DNA damage, repair of single strand breaks, total antioxidant capacity and reduced glutathione levels in female patients with a family history of cancer

Introduction Oxidative DNA damage, a biomarker used in peripheral blood studies related to cancer and other diseases, may be modulated by plasma antioxidant capacity (TAC), the levels of reduced glutathione (GSH) and the DNA repair ability. Objectives To determine endogenous and oxidative DNA damage, lymphocyte DNA repair capacity against hydrogen peroxide, plasma levels of TAC and GSH in female patients with a family history of cancer. Methods We studied 40 patients (38,9 ± 14,6 years) and 21 healthy women (39.4 ± 12.5 years). The alkaline comet assay was used for determination of markers of DNA damage and repair ability. Total antioxidant capacity and plasma glutathione levels were determined by spectrophotometric methods.

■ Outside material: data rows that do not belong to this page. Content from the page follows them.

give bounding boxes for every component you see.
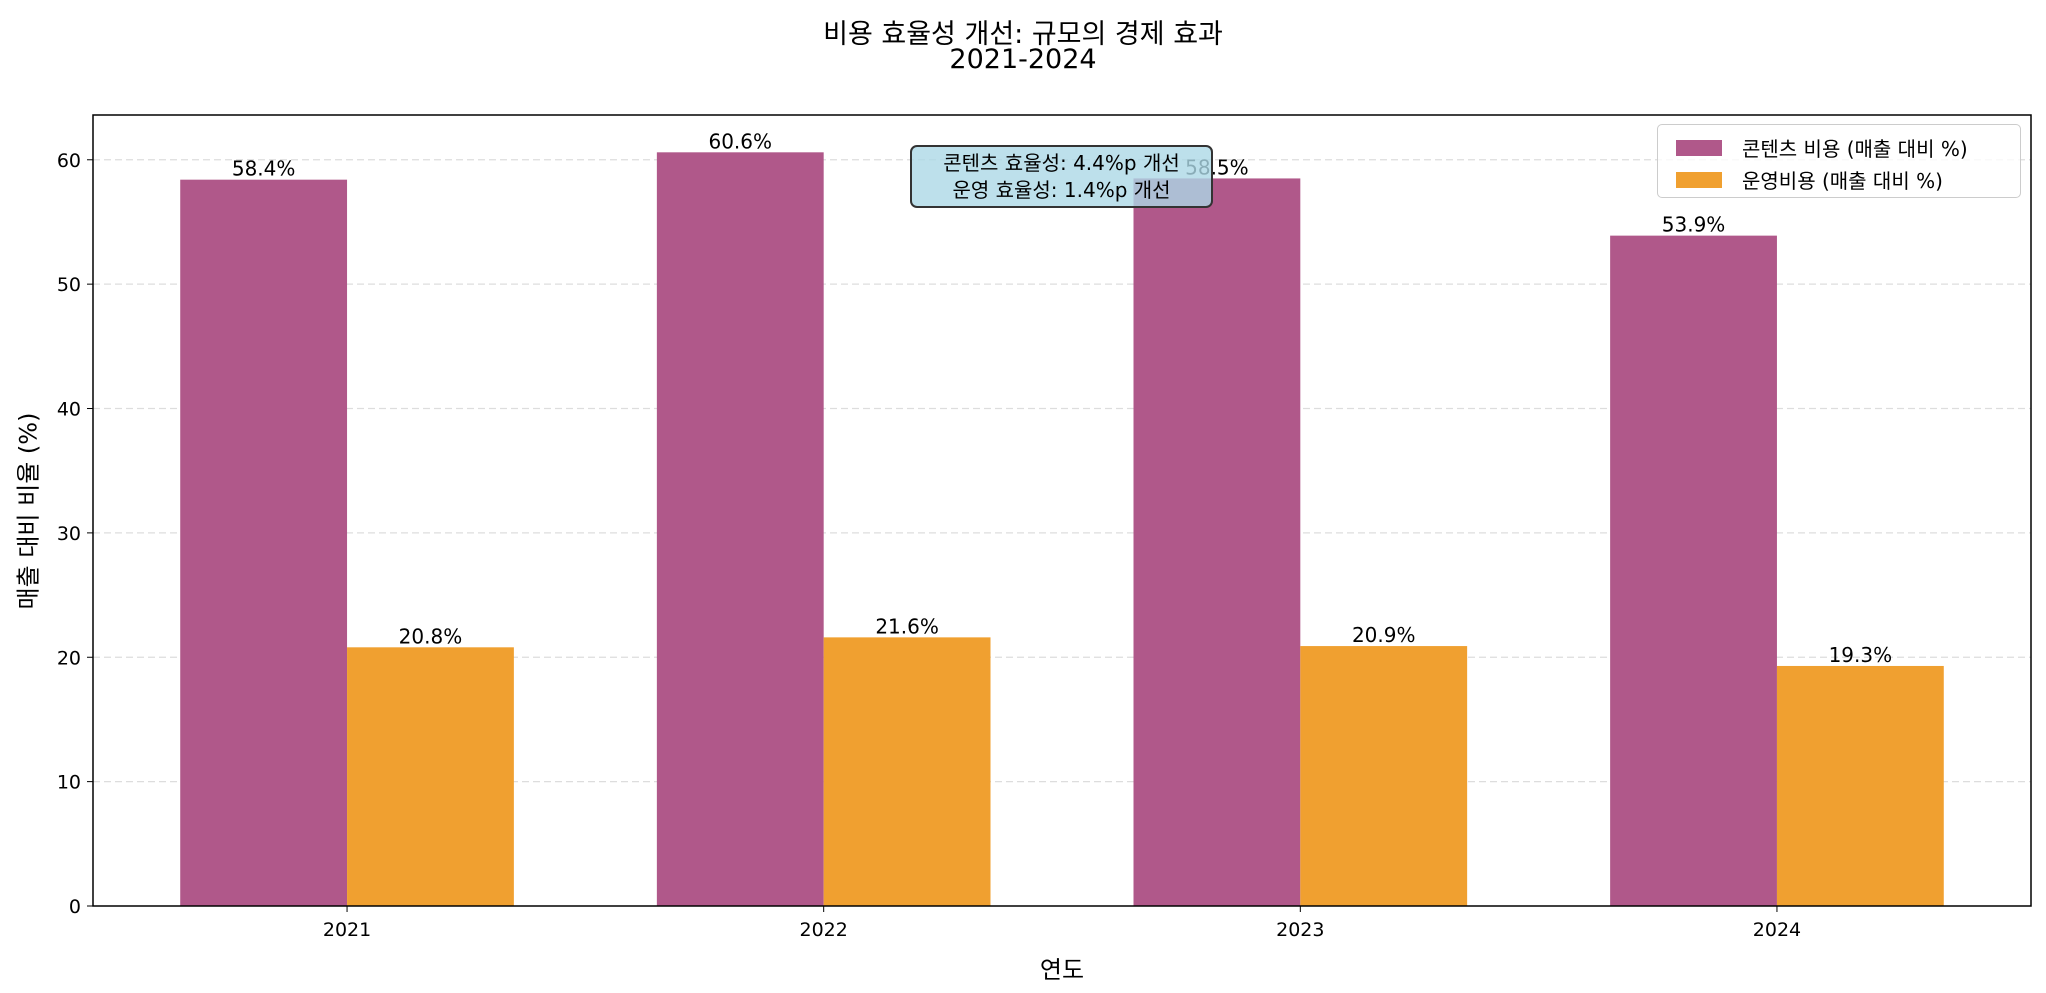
data-label: 21.6%	[875, 614, 939, 638]
data-label: 58.4%	[232, 157, 296, 181]
y-axis-label: 매출 대비 비율 (%)	[14, 412, 43, 610]
y-tick-label: 60	[57, 150, 81, 172]
bar	[1776, 665, 1944, 906]
chart-subtitle: 2021-2024	[949, 44, 1097, 75]
y-tick-label: 0	[69, 896, 81, 918]
x-tick-label: 2021	[323, 919, 371, 941]
data-label: 53.9%	[1662, 213, 1726, 237]
y-tick-label: 30	[57, 523, 81, 545]
bar	[1133, 178, 1301, 906]
bar	[180, 179, 348, 906]
data-label: 60.6%	[708, 129, 772, 153]
legend-label: 콘텐츠 비용 (매출 대비 %)	[1742, 137, 1968, 161]
legend-swatch	[1676, 171, 1722, 188]
bar	[1610, 235, 1777, 906]
y-tick-label: 10	[57, 772, 81, 794]
legend-item: 운영비용 (매출 대비 %)	[1676, 165, 1943, 194]
x-tick-label: 2024	[1753, 919, 1801, 941]
bar	[347, 647, 514, 906]
axes-frame	[92, 114, 2032, 907]
x-axis-label: 연도	[1039, 956, 1085, 984]
legend-swatch	[1676, 139, 1722, 156]
annotation-box: 콘텐츠 효율성: 4.4%p 개선 운영 효율성: 1.4%p 개선	[910, 145, 1213, 208]
annotation-line: 콘텐츠 효율성: 4.4%p 개선	[943, 151, 1180, 175]
annotation-line: 운영 효율성: 1.4%p 개선	[952, 178, 1171, 202]
legend-label: 운영비용 (매출 대비 %)	[1742, 169, 1943, 193]
chart-title: 비용 효율성 개선: 규모의 경제 효과	[823, 19, 1223, 50]
legend-item: 콘텐츠 비용 (매출 대비 %)	[1676, 133, 1968, 162]
bar	[823, 637, 991, 906]
bar	[1300, 646, 1468, 906]
x-tick-label: 2023	[1276, 919, 1324, 941]
y-tick-label: 20	[57, 647, 81, 669]
legend: 콘텐츠 비용 (매출 대비 %) 운영비용 (매출 대비 %)	[1657, 124, 2021, 198]
y-tick-label: 50	[57, 274, 81, 296]
x-tick-label: 2022	[800, 919, 848, 941]
data-label: 20.8%	[399, 624, 463, 648]
data-label: 20.9%	[1352, 623, 1416, 647]
bar	[656, 152, 824, 906]
data-label: 19.3%	[1829, 643, 1893, 667]
y-tick-label: 40	[57, 399, 81, 421]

Results Endogenous and oxidative DNA damage were increased 1.5 and 1.3 times in patients, although without statistical significance. Residual DNA damage after challenging cells with hydrogen peroxide was increased 1.2 times in this group, reflecting a lower efficiency of DNA repair, but without statistical significance. Plasma levels of GSH were significantly elevated in patients, whereas plasma TAC was not significantly modified. Conclusions: Patients showed a tendency for genomic instability that could be modulated by an increase in plasma GSH levels. These markers could be used in clinical follow-up of patients with genetic risk of developing cancer.